Dr. Batista held that if the surgeon was experienced and had a good hospital environment, the results would be as good as in the West. He himself has performed 1000 Batista procedures, 800 of them in Brazil. While the Cleveland Clinic Foundation in Ohio, U.S., adopted the procedure, Western science has been rather sceptical of its utility and success.

However, the way its inventor looked at it, the Batista procedure provided hope and life when there was little left. "What is success? Mortality? I prefer to look at survival. If anyone, statistically supposed to be dead in six months, goes on to live for four years, that is success." He claimed that in his hands, the chances of someone leaving hospital after surgery were 80-85 per cent. Of those who went home, 60-65 per cent lived for a year. About 55 per cent would be alive for five-10 years.

"But it is not so much that. It is the quality of life they have after the procedure.

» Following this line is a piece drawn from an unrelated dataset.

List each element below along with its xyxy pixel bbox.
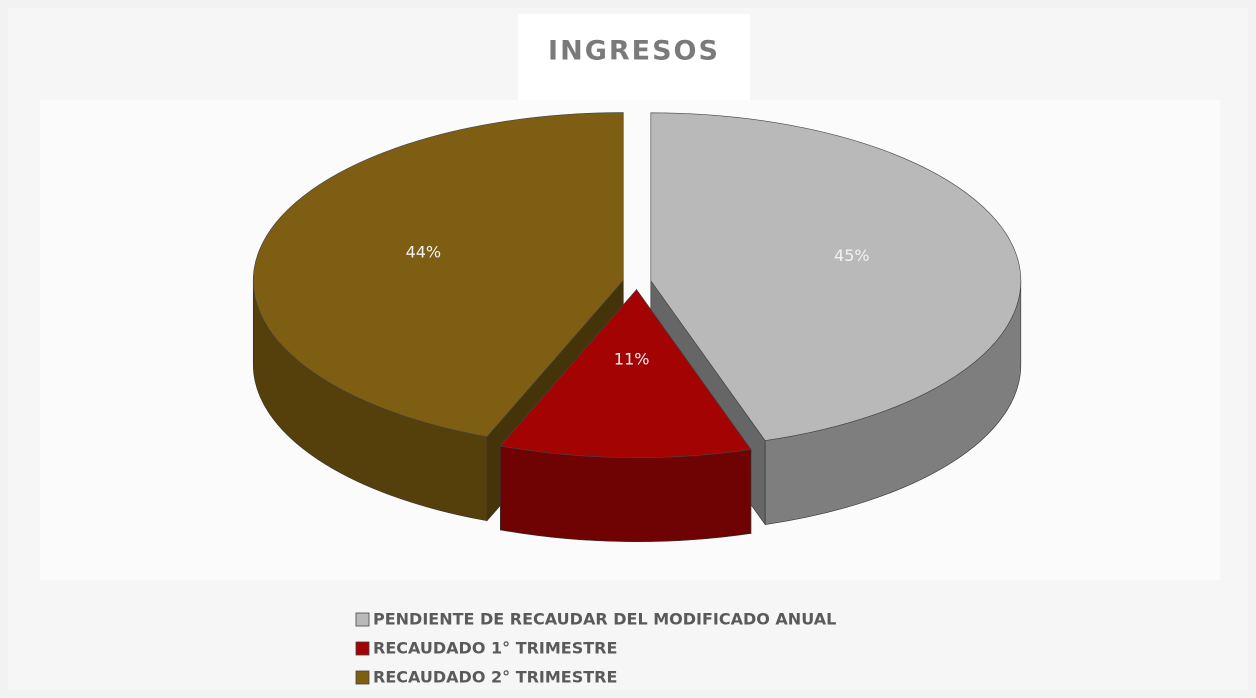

The patient's relatives say to me, `Those were the best days of his life.' We do not realise what it is to wake up two or three times at night, gasping for breath, looking for a ventilator. After surgery they have a normal life," Dr. Batista explained.

Though admitting that his job was to repair problems, which were not prevented, he believed that preventive medicine was more important. Lifestyle modifications could prevent people from being wheeled into surgery.

In India, as in Brazil, there were not enough cardiologists to take care of the needs of the population.

"Ideally, we need more doctors, but we need to go a long way, before we can take care of all our patients."

Therefore, prevention was the best way out and education had an important role to play. "The more they know, the more it is likely that people will take care of themselves."